# Summary of Statistical Arbitrage in the US Equities Market (2008) by Avellaneda and Lee
This notebook summarizes the paper Statistical Arbitrage in the US Equities Market by Avellaneda and Lee, deriving key equations, clarifying omitted intuitions, and highlighting potential ambiguities.

## A. Introduction
Statistical arbitrage focuses on the idiosyncratic part of the returns in the equation:
$$R_i = \sum_{j=1}^m \beta_{ij} F_j + \tilde R_i$$
where
- $R_i$ is the return of asset $i$,
- $\beta_{ij}$ is the sensitivity of asset $i$ to factor $j$,
- $F_j$ is the return of factor $j$, and
- $\tilde R_i$ is the idiosyncratic return of asset $i$.

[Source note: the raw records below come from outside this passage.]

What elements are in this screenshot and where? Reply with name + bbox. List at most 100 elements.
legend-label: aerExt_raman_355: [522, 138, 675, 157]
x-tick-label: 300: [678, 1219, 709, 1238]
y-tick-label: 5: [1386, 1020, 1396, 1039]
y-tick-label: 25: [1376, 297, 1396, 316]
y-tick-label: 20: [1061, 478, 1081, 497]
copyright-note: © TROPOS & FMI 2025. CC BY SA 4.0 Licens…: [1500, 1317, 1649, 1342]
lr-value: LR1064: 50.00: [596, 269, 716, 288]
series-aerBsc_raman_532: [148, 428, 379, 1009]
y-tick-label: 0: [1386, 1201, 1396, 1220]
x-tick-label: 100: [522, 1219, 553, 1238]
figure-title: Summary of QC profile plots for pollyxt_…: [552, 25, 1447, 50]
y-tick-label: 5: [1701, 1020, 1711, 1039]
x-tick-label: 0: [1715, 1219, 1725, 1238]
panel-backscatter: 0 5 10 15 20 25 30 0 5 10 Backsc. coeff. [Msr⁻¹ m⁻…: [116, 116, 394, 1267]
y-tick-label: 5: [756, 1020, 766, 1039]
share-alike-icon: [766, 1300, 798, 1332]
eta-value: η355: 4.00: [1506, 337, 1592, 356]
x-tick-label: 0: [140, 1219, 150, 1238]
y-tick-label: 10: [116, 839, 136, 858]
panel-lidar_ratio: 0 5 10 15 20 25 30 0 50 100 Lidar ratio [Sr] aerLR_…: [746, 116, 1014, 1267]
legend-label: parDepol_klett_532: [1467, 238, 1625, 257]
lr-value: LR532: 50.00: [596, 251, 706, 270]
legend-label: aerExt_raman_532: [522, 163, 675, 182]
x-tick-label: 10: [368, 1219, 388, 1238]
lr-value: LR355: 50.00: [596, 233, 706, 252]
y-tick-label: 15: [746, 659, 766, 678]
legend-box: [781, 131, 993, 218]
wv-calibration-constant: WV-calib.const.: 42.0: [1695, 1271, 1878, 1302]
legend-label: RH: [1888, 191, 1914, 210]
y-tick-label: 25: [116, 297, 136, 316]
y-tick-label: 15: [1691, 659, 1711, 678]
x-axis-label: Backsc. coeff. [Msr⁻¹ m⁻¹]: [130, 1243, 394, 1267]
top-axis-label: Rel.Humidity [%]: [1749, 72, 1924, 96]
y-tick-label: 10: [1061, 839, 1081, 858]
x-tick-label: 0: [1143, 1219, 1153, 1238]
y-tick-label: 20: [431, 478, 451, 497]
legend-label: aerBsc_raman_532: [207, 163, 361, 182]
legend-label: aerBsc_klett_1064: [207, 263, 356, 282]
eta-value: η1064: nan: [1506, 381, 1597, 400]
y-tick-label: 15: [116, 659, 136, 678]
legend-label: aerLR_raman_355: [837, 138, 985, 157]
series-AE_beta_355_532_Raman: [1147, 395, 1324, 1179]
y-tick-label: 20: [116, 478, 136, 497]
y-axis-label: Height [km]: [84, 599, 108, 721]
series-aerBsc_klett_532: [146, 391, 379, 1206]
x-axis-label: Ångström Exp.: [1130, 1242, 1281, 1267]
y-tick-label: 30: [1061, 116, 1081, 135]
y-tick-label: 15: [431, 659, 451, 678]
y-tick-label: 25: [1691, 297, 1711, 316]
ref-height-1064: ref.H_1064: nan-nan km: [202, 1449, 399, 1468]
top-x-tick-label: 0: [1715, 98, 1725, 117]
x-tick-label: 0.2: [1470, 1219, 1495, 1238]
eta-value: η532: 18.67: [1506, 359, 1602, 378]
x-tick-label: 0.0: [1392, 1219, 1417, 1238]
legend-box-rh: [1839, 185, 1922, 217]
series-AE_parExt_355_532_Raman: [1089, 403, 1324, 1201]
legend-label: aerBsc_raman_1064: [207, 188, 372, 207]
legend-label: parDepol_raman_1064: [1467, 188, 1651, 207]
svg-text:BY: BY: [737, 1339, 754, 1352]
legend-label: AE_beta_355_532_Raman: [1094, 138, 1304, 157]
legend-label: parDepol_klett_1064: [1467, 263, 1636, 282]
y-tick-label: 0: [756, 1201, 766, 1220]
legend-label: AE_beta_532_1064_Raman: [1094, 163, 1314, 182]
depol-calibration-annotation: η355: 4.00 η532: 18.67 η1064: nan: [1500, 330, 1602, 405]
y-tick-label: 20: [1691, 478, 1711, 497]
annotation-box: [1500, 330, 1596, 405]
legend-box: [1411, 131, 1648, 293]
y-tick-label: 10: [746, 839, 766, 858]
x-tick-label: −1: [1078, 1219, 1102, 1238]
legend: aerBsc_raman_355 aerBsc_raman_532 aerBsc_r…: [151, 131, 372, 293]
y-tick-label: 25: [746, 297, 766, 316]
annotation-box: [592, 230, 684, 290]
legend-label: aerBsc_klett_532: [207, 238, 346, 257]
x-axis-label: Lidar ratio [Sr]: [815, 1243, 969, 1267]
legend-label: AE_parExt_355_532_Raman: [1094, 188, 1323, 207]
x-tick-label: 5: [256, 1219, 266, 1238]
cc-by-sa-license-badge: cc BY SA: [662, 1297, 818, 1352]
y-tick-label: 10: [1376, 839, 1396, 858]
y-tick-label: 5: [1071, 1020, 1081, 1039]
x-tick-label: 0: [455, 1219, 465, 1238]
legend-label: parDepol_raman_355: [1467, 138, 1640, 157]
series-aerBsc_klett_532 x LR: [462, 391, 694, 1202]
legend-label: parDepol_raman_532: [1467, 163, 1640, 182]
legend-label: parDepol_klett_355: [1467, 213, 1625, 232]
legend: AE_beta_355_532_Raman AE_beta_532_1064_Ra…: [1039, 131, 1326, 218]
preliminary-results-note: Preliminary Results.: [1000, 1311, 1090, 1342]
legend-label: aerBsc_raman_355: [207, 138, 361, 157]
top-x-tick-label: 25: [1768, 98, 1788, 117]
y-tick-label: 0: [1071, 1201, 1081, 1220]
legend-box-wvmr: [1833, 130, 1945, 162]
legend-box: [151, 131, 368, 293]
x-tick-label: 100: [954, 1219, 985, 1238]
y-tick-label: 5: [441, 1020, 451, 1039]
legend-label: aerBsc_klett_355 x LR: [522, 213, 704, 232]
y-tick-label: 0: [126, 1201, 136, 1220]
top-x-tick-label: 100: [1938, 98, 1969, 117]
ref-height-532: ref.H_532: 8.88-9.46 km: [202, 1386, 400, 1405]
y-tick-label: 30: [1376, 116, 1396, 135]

A trading portfolio is **factor-j-neutral** if it has no net exposure to the factor $j$, i.e., the sum of the factor $j$ sensitivities is zero:
$$ \bar{\beta}_j = \sum_{i=1}^N \beta_{ij} Q_i = 0$$
where
- $\bar{\beta}_j$ is the portfolio beta to factor $j$,
- $Q_i$ is the dollar amount invested in asset $i$.

A market-neutral portfolio has vanishing portfolio betas, since it is uncorrelated with the systematic factors. The portfolio returns satisfy:
$$\sum_{i=1}^N Q_i R_i = \sum_{i=1}^N Q_i \left[\sum_{j=1}^m \beta_{ij} F_j \right] + \sum_{i=1}^N Q_i \tilde R_i $$
$$ = \sum_{j=1}^m \left[\sum_{i=1}^N Q_i \beta_{ij}\right] F_j + \sum_{i=1}^N Q_i \tilde R_i$$
$$ \text{If the portfolio is factor-j-neutral, then } \sum_{i=1}^N Q_i \beta_{ij} = 0, \text{ and so}$$
$$ = 0 + \sum_{i=1}^N Q_i \tilde R_i$$
Thus the market neutral portfolio is affected only by the idiosyncratic returns.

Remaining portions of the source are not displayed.